The proposal to utilize kidneys from older donors in older recipients remains controversial. [12],[15],[30] In using DCD kidneys from older donors, there is a need to balance the likelihood of senescence, loss of nephron mass, reduced graft survival, increased risk of interstitial fibrosis, tubular atrophy, poor immediate function, progressive graft dysfunction and higher impact of acute rejection on graft function in balance with the benefits of the recipients, including removal from dialysis. Given the worsening trend in organ supply, the ever-increasing elderly population on transplant waiting lists with a shorter life expectancy, the higher death rate in the elderly while waiting for a transplant and using DCD kidneys from over 60-year-old donors for the elderly would seem a pragmatic step. Experience with the ESP showed a doubling of the proportion of transplant kidneys from donors over 65 years of age with the old to old policy. [14]

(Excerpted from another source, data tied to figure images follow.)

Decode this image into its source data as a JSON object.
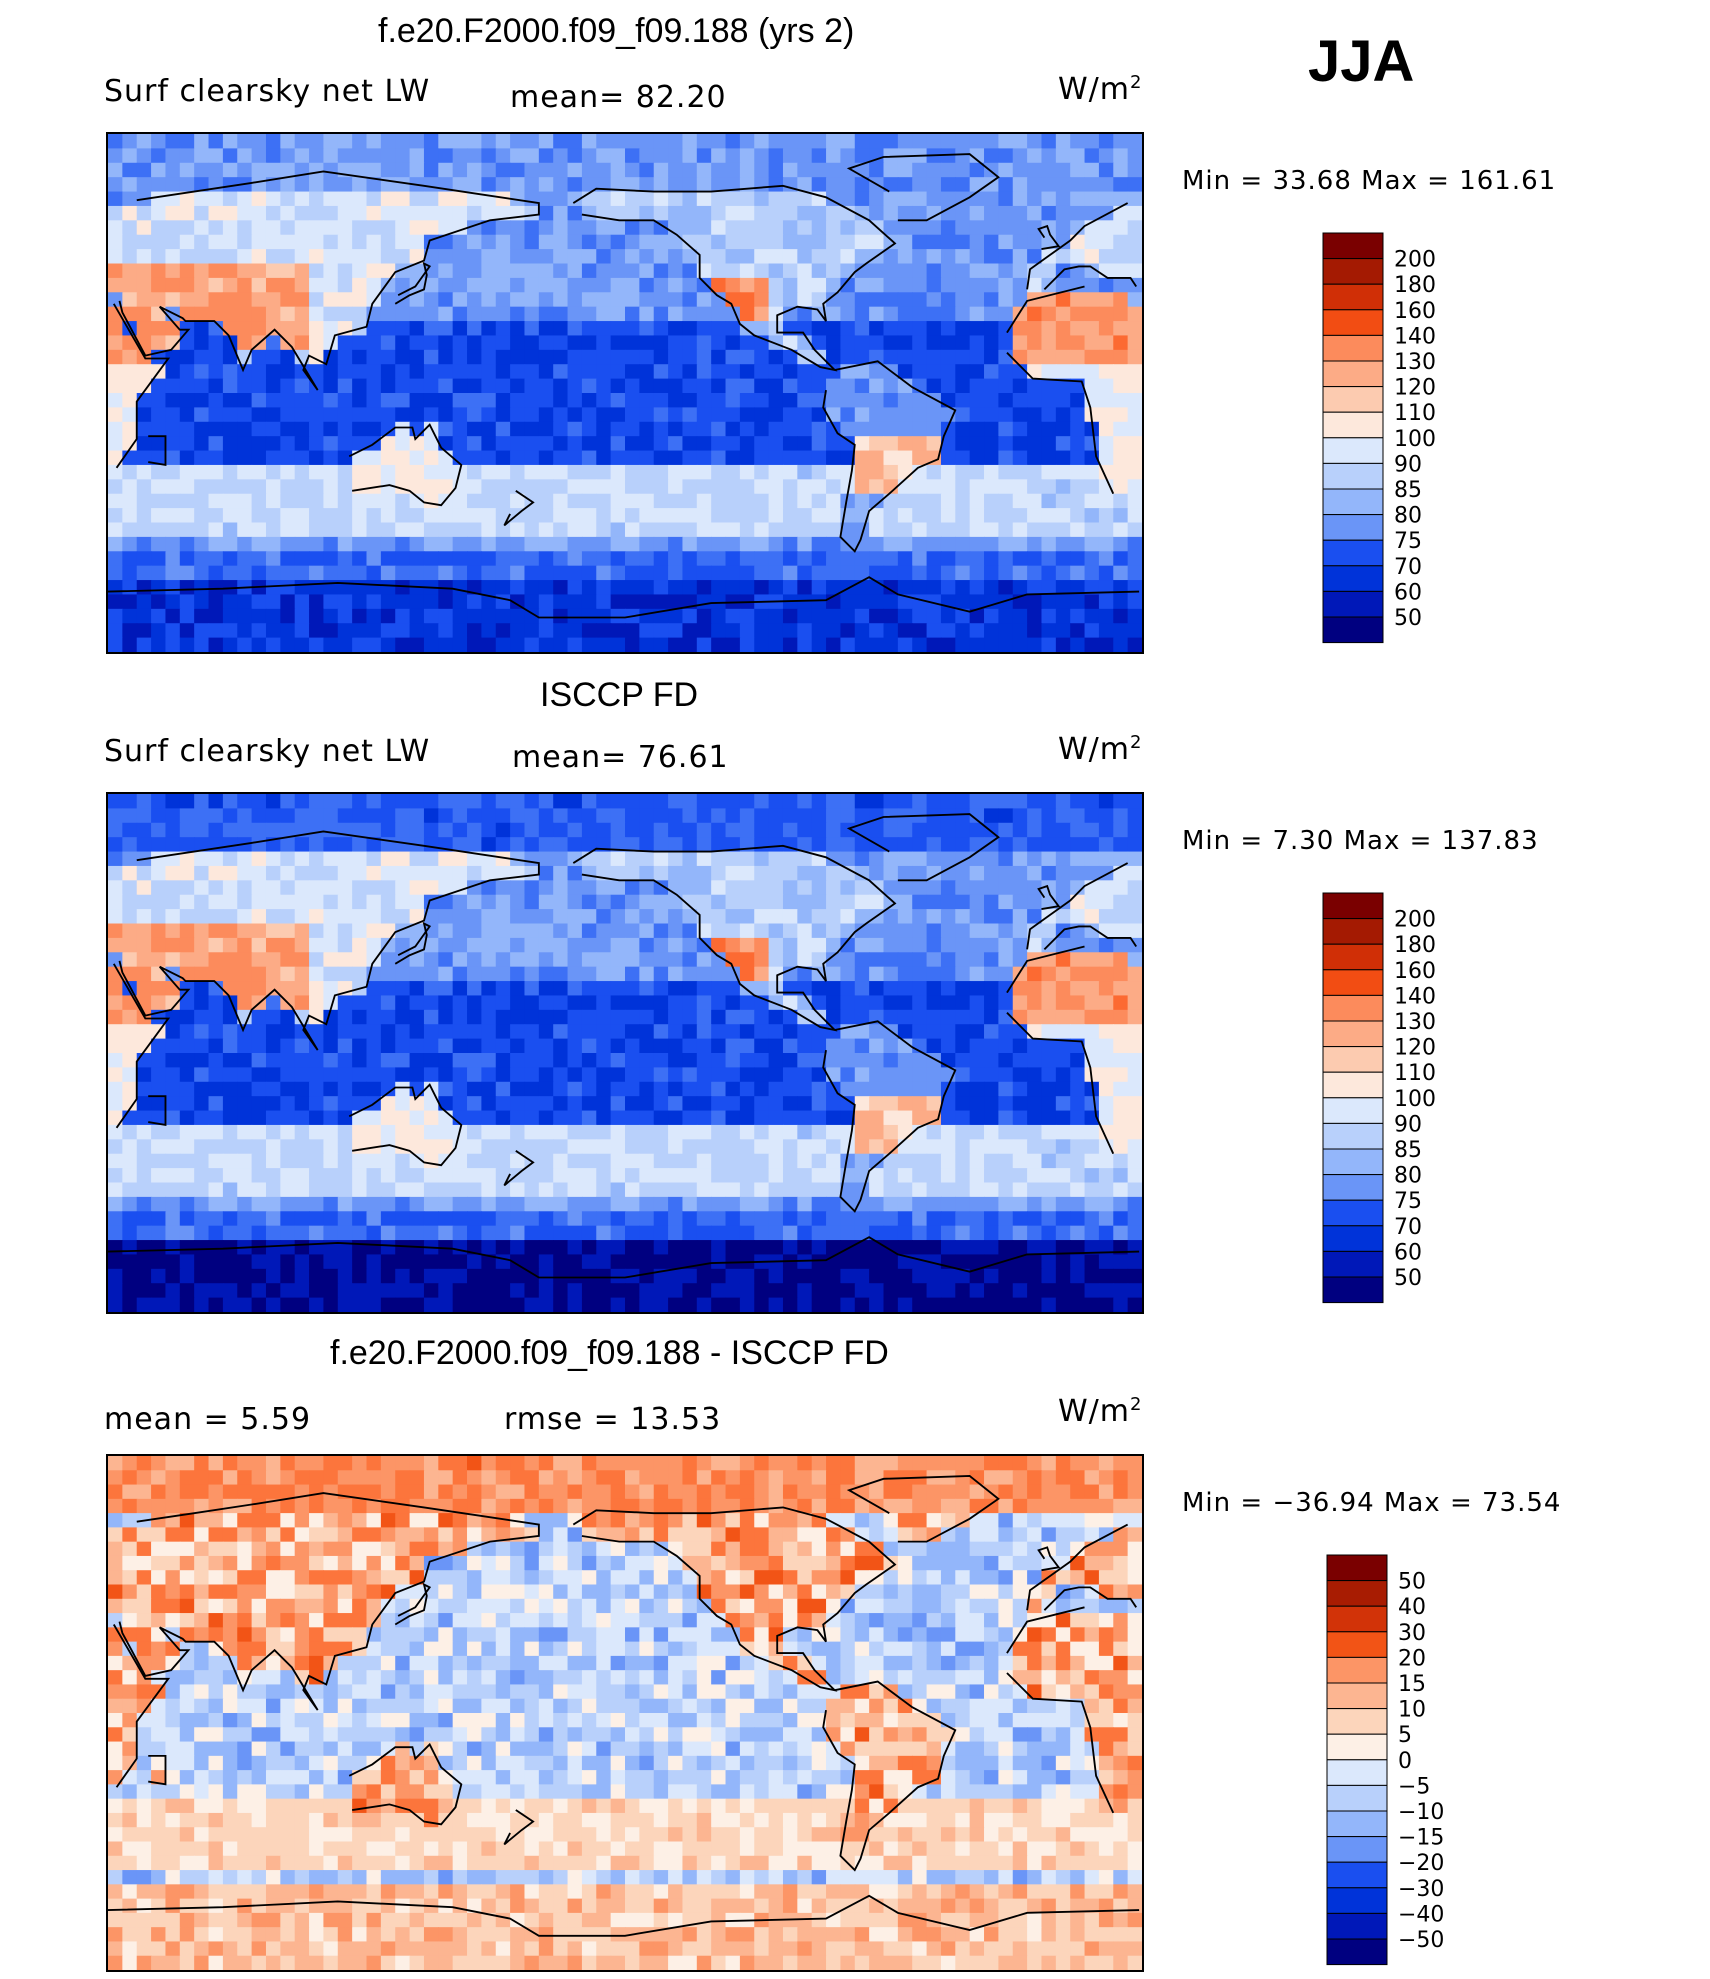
{
  "season": "JJA",
  "colors": {
    "abs_scale": [
      "#000080",
      "#0018b8",
      "#0033d9",
      "#1a4ff0",
      "#3d70f5",
      "#6a95f7",
      "#93b6fa",
      "#b8d0fb",
      "#dbe8fc",
      "#fde8dc",
      "#fccbb0",
      "#fcab86",
      "#fc8b5c",
      "#fc6a32",
      "#f24d13",
      "#d02f06",
      "#a41a02",
      "#7a0000"
    ],
    "diff_scale": [
      "#000080",
      "#0018b8",
      "#0033d9",
      "#1a4ff0",
      "#3d70f5",
      "#6a95f7",
      "#93b6fa",
      "#b8d0fb",
      "#dbe8fc",
      "#fdf0e6",
      "#fcd5bb",
      "#fcb591",
      "#fc9566",
      "#fc753c",
      "#f25416",
      "#d23308",
      "#a81c02",
      "#7a0000"
    ]
  },
  "panels": [
    {
      "id": "model",
      "title": "f.e20.F2000.f09_f09.188 (yrs 2)",
      "left_label": "Surf clearsky net LW",
      "center_label": "mean=  82.20",
      "units": "W/m",
      "units_sup": "2",
      "minmax": "Min =   33.68 Max = 161.61",
      "colorbar_labels": [
        "200",
        "180",
        "160",
        "140",
        "130",
        "120",
        "110",
        "100",
        "90",
        "85",
        "80",
        "75",
        "70",
        "60",
        "50"
      ],
      "palette": "abs_scale",
      "map_style": "model"
    },
    {
      "id": "obs",
      "title": "ISCCP FD",
      "left_label": "Surf clearsky net LW",
      "center_label": "mean=  76.61",
      "units": "W/m",
      "units_sup": "2",
      "minmax": "Min =    7.30 Max = 137.83",
      "colorbar_labels": [
        "200",
        "180",
        "160",
        "140",
        "130",
        "120",
        "110",
        "100",
        "90",
        "85",
        "80",
        "75",
        "70",
        "60",
        "50"
      ],
      "palette": "abs_scale",
      "map_style": "obs"
    },
    {
      "id": "diff",
      "title": "f.e20.F2000.f09_f09.188 - ISCCP FD",
      "left_label": "mean =    5.59",
      "center_label": "rmse =   13.53",
      "units": "W/m",
      "units_sup": "2",
      "minmax": "Min = −36.94 Max =  73.54",
      "colorbar_labels": [
        "50",
        "40",
        "30",
        "20",
        "15",
        "10",
        "5",
        "0",
        "−5",
        "−10",
        "−15",
        "−20",
        "−30",
        "−40",
        "−50"
      ],
      "palette": "diff_scale",
      "map_style": "diff"
    }
  ]
}
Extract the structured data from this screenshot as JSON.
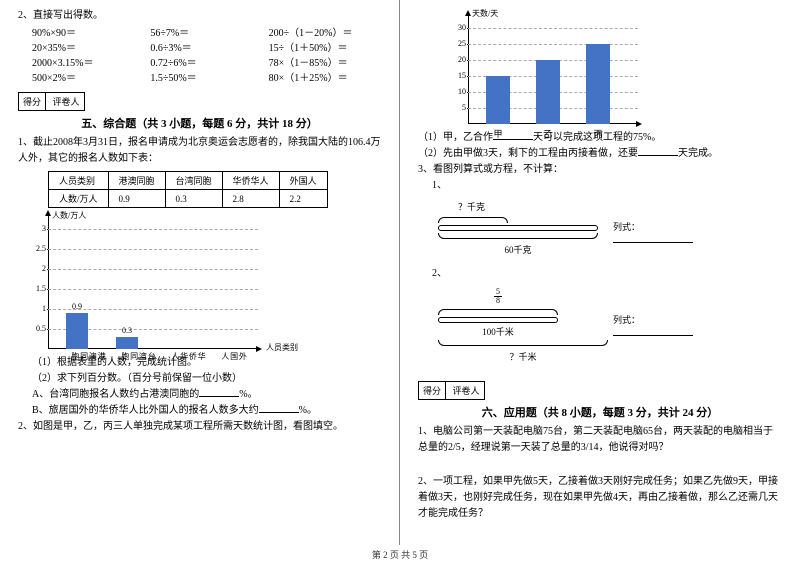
{
  "left": {
    "q2_title": "2、直接写出得数。",
    "eqs": [
      [
        "90%×90＝",
        "56÷7%＝",
        "200÷（1－20%）＝"
      ],
      [
        "20×35%＝",
        "0.6÷3%＝",
        "15÷（1＋50%）＝"
      ],
      [
        "2000×3.15%＝",
        "0.72÷6%＝",
        "78×（1－85%）＝"
      ],
      [
        "500×2%＝",
        "1.5÷50%＝",
        "80×（1＋25%）＝"
      ]
    ],
    "score_labels": [
      "得分",
      "评卷人"
    ],
    "section5_title": "五、综合题（共 3 小题，每题 6 分，共计 18 分）",
    "q1_text": "1、截止2008年3月31日，报名申请成为北京奥运会志愿者的，除我国大陆的106.4万人外，其它的报名人数如下表：",
    "table": {
      "headers": [
        "人员类别",
        "港澳同胞",
        "台湾同胞",
        "华侨华人",
        "外国人"
      ],
      "row_label": "人数/万人",
      "values": [
        "0.9",
        "0.3",
        "2.8",
        "2.2"
      ]
    },
    "chart1": {
      "y_label": "人数/万人",
      "x_label": "人员类别",
      "y_ticks": [
        "0.5",
        "1",
        "1.5",
        "2",
        "2.5",
        "3"
      ],
      "categories": [
        "港澳同胞",
        "台湾同胞",
        "华侨华人",
        "外国人"
      ],
      "values": [
        0.9,
        0.3,
        0,
        0
      ],
      "bar_labels": [
        "0.9",
        "0.3",
        "",
        ""
      ],
      "bar_color": "#4472c4",
      "unit_height": 20
    },
    "sub1": "（1）根据表里的人数，完成统计图。",
    "sub2": "（2）求下列百分数。（百分号前保留一位小数）",
    "subA": "A、台湾同胞报名人数约占港澳同胞的",
    "subA_end": "%。",
    "subB": "B、旅居国外的华侨华人比外国人的报名人数多大约",
    "subB_end": "%。",
    "q2_text": "2、如图是甲，乙，丙三人单独完成某项工程所需天数统计图，看图填空。"
  },
  "right": {
    "chart2": {
      "y_label": "天数/天",
      "y_ticks": [
        "5",
        "10",
        "15",
        "20",
        "25",
        "30"
      ],
      "categories": [
        "甲",
        "乙",
        "丙"
      ],
      "values": [
        15,
        20,
        25
      ],
      "bar_color": "#4472c4",
      "unit_height": 3.2
    },
    "r1": "（1）甲，乙合作",
    "r1_end": "天可以完成这项工程的75%。",
    "r2": "（2）先由甲做3天，剩下的工程由丙接着做，还要",
    "r2_end": "天完成。",
    "q3_title": "3、看图列算式或方程，不计算：",
    "diag1": {
      "top_label": "？千克",
      "formula_label": "列式：",
      "bottom_label": "60千克"
    },
    "diag2": {
      "top_label": "5/8",
      "top_num": "5",
      "top_den": "8",
      "formula_label": "列式：",
      "mid_label": "100千米",
      "bottom_label": "？千米"
    },
    "score_labels": [
      "得分",
      "评卷人"
    ],
    "section6_title": "六、应用题（共 8 小题，每题 3 分，共计 24 分）",
    "app1": "1、电脑公司第一天装配电脑75台，第二天装配电脑65台，两天装配的电脑相当于总量的2/5，经理说第一天装了总量的3/14，他说得对吗？",
    "app2": "2、一项工程，如果甲先做5天，乙接着做3天刚好完成任务；如果乙先做9天，甲接着做3天，也刚好完成任务，现在如果甲先做4天，再由乙接着做，那么乙还需几天才能完成任务？"
  },
  "footer": "第 2 页 共 5 页"
}
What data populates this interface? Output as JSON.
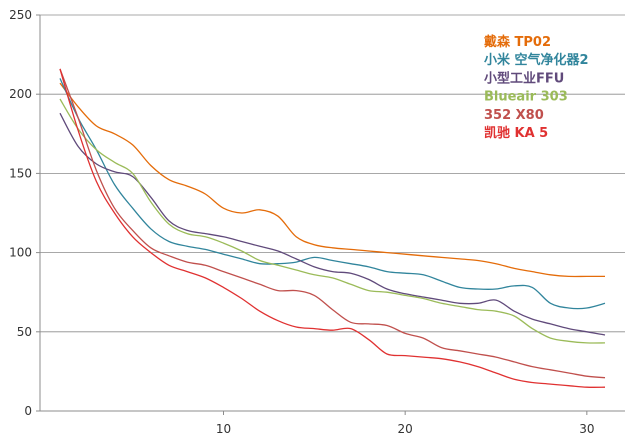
{
  "chart_data": {
    "type": "line",
    "title": "",
    "xlabel": "",
    "ylabel": "",
    "xlim": [
      0,
      32
    ],
    "ylim": [
      0,
      250
    ],
    "x_ticks": [
      "10",
      "20",
      "30"
    ],
    "y_ticks": [
      "0",
      "50",
      "100",
      "150",
      "200",
      "250"
    ],
    "grid": "horizontal",
    "legend_position": "top-right",
    "x": [
      1,
      2,
      3,
      4,
      5,
      6,
      7,
      8,
      9,
      10,
      11,
      12,
      13,
      14,
      15,
      16,
      17,
      18,
      19,
      20,
      21,
      22,
      23,
      24,
      25,
      26,
      27,
      28,
      29,
      30,
      31
    ],
    "series": [
      {
        "name": "戴森 TP02",
        "color": "#E46C0A",
        "values": [
          207,
          192,
          180,
          175,
          168,
          155,
          146,
          142,
          137,
          128,
          125,
          127,
          123,
          110,
          105,
          103,
          102,
          101,
          100,
          99,
          98,
          97,
          96,
          95,
          93,
          90,
          88,
          86,
          85,
          85,
          85
        ]
      },
      {
        "name": "小米 空气净化器2",
        "color": "#31859C",
        "values": [
          210,
          185,
          165,
          143,
          128,
          115,
          107,
          104,
          102,
          99,
          96,
          93,
          93,
          94,
          97,
          95,
          93,
          91,
          88,
          87,
          86,
          82,
          78,
          77,
          77,
          79,
          78,
          68,
          65,
          65,
          68
        ]
      },
      {
        "name": "小型工业FFU",
        "color": "#604A7B",
        "values": [
          188,
          167,
          156,
          151,
          148,
          135,
          120,
          114,
          112,
          110,
          107,
          104,
          101,
          96,
          91,
          88,
          87,
          83,
          77,
          74,
          72,
          70,
          68,
          68,
          70,
          63,
          58,
          55,
          52,
          50,
          48
        ]
      },
      {
        "name": "Blueair 303",
        "color": "#9BBB59",
        "values": [
          197,
          178,
          165,
          157,
          150,
          132,
          118,
          112,
          110,
          106,
          101,
          95,
          92,
          89,
          86,
          84,
          80,
          76,
          75,
          73,
          71,
          68,
          66,
          64,
          63,
          60,
          52,
          46,
          44,
          43,
          43
        ]
      },
      {
        "name": "352 X80",
        "color": "#C0504D",
        "values": [
          216,
          185,
          152,
          128,
          114,
          103,
          98,
          94,
          92,
          88,
          84,
          80,
          76,
          76,
          73,
          64,
          56,
          55,
          54,
          49,
          46,
          40,
          38,
          36,
          34,
          31,
          28,
          26,
          24,
          22,
          21
        ]
      },
      {
        "name": "凯驰 KA 5",
        "color": "#E03131",
        "values": [
          216,
          177,
          145,
          125,
          110,
          100,
          92,
          88,
          84,
          78,
          71,
          63,
          57,
          53,
          52,
          51,
          52,
          45,
          36,
          35,
          34,
          33,
          31,
          28,
          24,
          20,
          18,
          17,
          16,
          15,
          15
        ]
      }
    ]
  }
}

Recipients of renal transplantation from old DCD donors exhibit inferior function and are likely to require more frequent biopsies and follow-up clinical visits compared with those receiving grafts from young donors. In spite of the foregoing and a slightly higher risk of DGF, DCD kidneys from older donors exhibit similar long-term survival to younger donors and are therefore a valuable resource. The use of elderly DCD kidneys for older patients on the waiting lists offers a win situation. By transplanting and therefore removing elderly patients from the waiting list and dialysis, their survival is improved (compared with those remaining on dialysis) and organs from younger donors are made available for younger recipients.

 Limitations of the Study

Failure to perform time zero biopsies on all donor kidneys.

A relatively short follow-up (mean 23 months), given the delayed impact of DGF on graft survival.